All of this shows that both Celera and the consortia regarded their sequences as platforms to which further information could be linked: about chromosomal positions, inter-individual and inter-species variation, and the biological implications of these. Yet their large-scale mapping and sequencing endeavours and the publicity around them, especially after the 2001 draft publications, led to the consolidation of a success narrative that has emphasised the production of the reference sequence, and overlooked the ways in which this sequence was related and contextualised to other forms of biological data. In stressing and praising the abstracted reference sequence, this master narrative has also abstracted away the prior diversity of genomics to a few participants, modes of organisation and forms of representing variation within the resulting maps and sequences. This funnelling effect has narrowed the public perception of what genomics was, and what it has produced. It has led to the marginalisation of those programmes and institutions that did not converge in the IHGMC and IHGSC endeavours. The Resource Centre became the only surviving component of the HGMP and was increasingly overshadowed by the Sanger Institute and EBI, while the distributed model of the European Commission dissipated around the turn of the millennium (Chap. 2).
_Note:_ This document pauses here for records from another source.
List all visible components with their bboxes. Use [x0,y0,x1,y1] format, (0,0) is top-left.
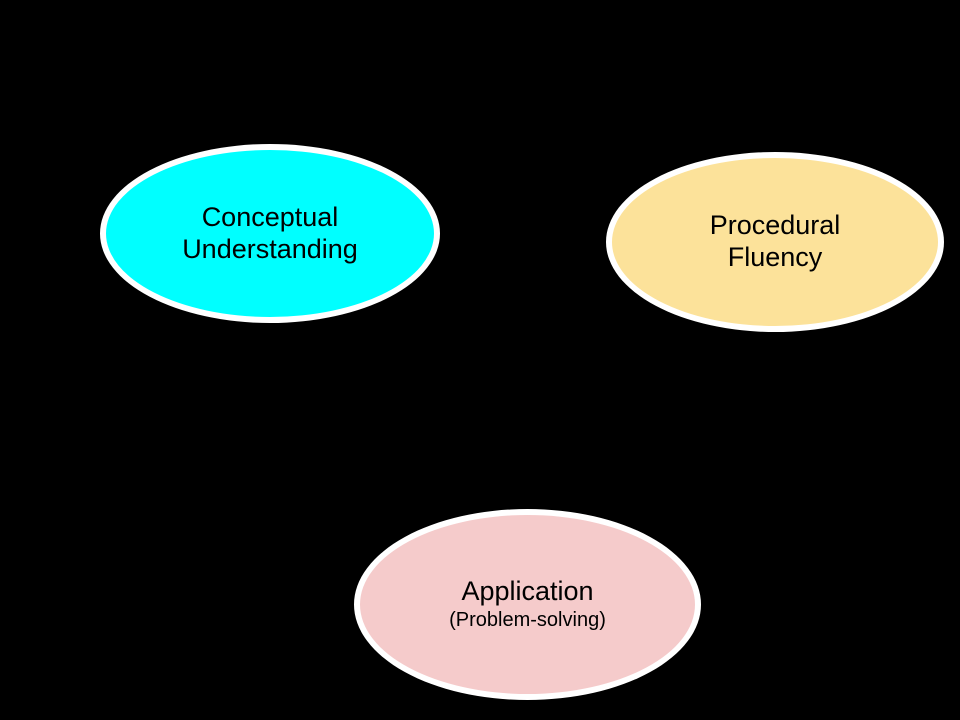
node-procedural-fluency[interactable]: Procedural Fluency [606,152,944,332]
node-conceptual-understanding-line1: Conceptual [202,202,339,234]
node-conceptual-understanding[interactable]: Conceptual Understanding [100,144,440,323]
node-procedural-fluency-line1: Procedural [710,210,841,242]
node-application[interactable]: Application (Problem-solving) [354,509,701,700]
node-procedural-fluency-line2: Fluency [728,242,823,274]
node-application-line2: (Problem-solving) [449,609,606,633]
node-conceptual-understanding-line2: Understanding [182,234,358,266]
node-application-line1: Application [461,576,593,608]
diagram-canvas: Conceptual Understanding Procedural Flue… [0,0,960,720]
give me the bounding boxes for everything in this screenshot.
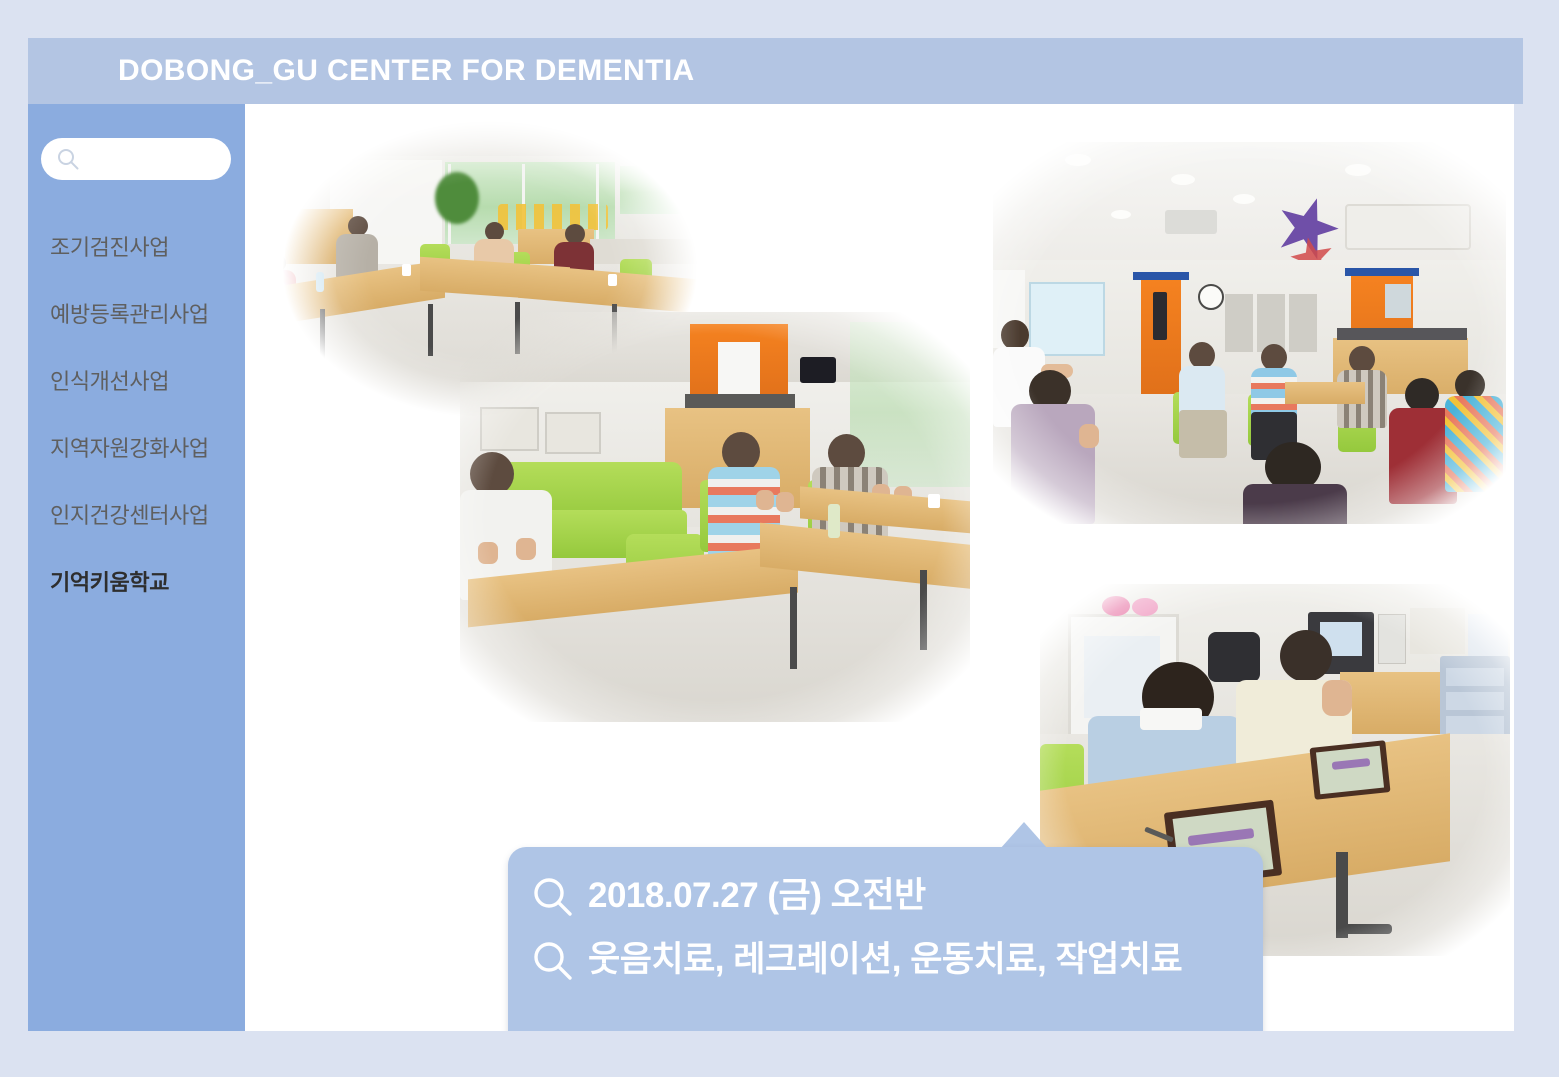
sidebar-item-awareness[interactable]: 인식개선사업 — [28, 346, 245, 413]
sidebar-item-label: 예방등록관리사업 — [50, 297, 209, 329]
callout-row-programs: 웃음치료, 레크레이션, 운동치료, 작업치료 — [530, 939, 1182, 985]
callout-programs-text: 웃음치료, 레크레이션, 운동치료, 작업치료 — [588, 939, 1182, 980]
sidebar-item-label: 지역자원강화사업 — [50, 431, 209, 463]
search-icon — [530, 939, 576, 985]
header-bar: DOBONG_GU CENTER FOR DEMENTIA — [28, 38, 1523, 104]
page-title: DOBONG_GU CENTER FOR DEMENTIA — [118, 54, 695, 88]
sidebar-item-local-resources[interactable]: 지역자원강화사업 — [28, 413, 245, 480]
search-box[interactable] — [41, 138, 231, 180]
sidebar: 조기검진사업 예방등록관리사업 인식개선사업 지역자원강화사업 인지건강센터사업… — [28, 104, 245, 1031]
session-info-callout: 2018.07.27 (금) 오전반 웃음치료, 레크레이션, 운동치료, 작업… — [508, 847, 1263, 1031]
sidebar-item-cognitive-health-center[interactable]: 인지건강센터사업 — [28, 480, 245, 547]
search-icon — [56, 147, 80, 171]
presentation-slide: DOBONG_GU CENTER FOR DEMENTIA 조기검진사업 예방등… — [0, 0, 1559, 1077]
sidebar-item-label: 인지건강센터사업 — [50, 498, 209, 530]
content-panel: 2018.07.27 (금) 오전반 웃음치료, 레크레이션, 운동치료, 작업… — [245, 104, 1514, 1031]
sidebar-nav: 조기검진사업 예방등록관리사업 인식개선사업 지역자원강화사업 인지건강센터사업… — [28, 212, 245, 614]
photo-group-exercise-circle — [993, 142, 1506, 524]
callout-tail-icon — [1000, 822, 1048, 849]
callout-row-date: 2018.07.27 (금) 오전반 — [530, 875, 926, 921]
sidebar-item-label: 기억키움학교 — [50, 565, 169, 597]
sidebar-item-memory-school[interactable]: 기억키움학교 — [28, 547, 245, 614]
callout-date-text: 2018.07.27 (금) 오전반 — [588, 875, 926, 916]
sidebar-item-label: 조기검진사업 — [50, 230, 169, 262]
sidebar-item-label: 인식개선사업 — [50, 364, 169, 396]
search-input[interactable] — [87, 138, 227, 182]
sidebar-item-prevention-registry[interactable]: 예방등록관리사업 — [28, 279, 245, 346]
search-icon — [530, 875, 576, 921]
sidebar-item-early-screening[interactable]: 조기검진사업 — [28, 212, 245, 279]
photo-three-men-at-table — [460, 312, 970, 722]
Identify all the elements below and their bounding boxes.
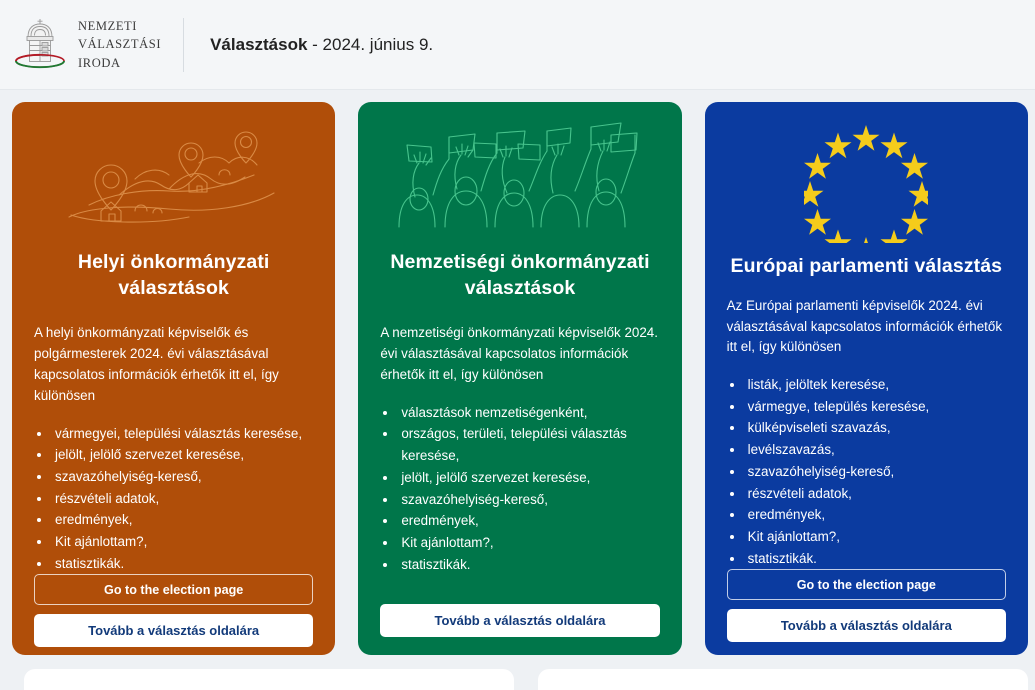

This lost—or forgotten—diversity of genomics can be retrieved by examining the processes by which reference sequences were produced and what data were incorporated in—and linked to—them. Historicising the model of genomics instantiated by the IHGMC and IHGSC endeavours has enabled us to uncover the journeys made by different forms of genomic data towards either their incorporation in—or linkage to—the human reference sequence. By reconstructing the historicity of these journeys—as fellow scholars have done with other scientific fields (Leonelli & Tempini, 2020)—this chapter has resurfaced the contribution of human and medical geneticists to the human reference genome, despite these communities being only peripherally represented in Celera, the IHGMC and the IHGSC. The next chapter examines a different historical instantiation of large-scale, concentrated sequencing: the determination of the reference genome of the pig, Sus scrofa, which largely took place at the Sanger Institute. Here, the journeys of the data underlying that reference genome present greater continuities between the production of earlier maps and the reference sequence, than was exhibited by the IHGMC and IHGSC.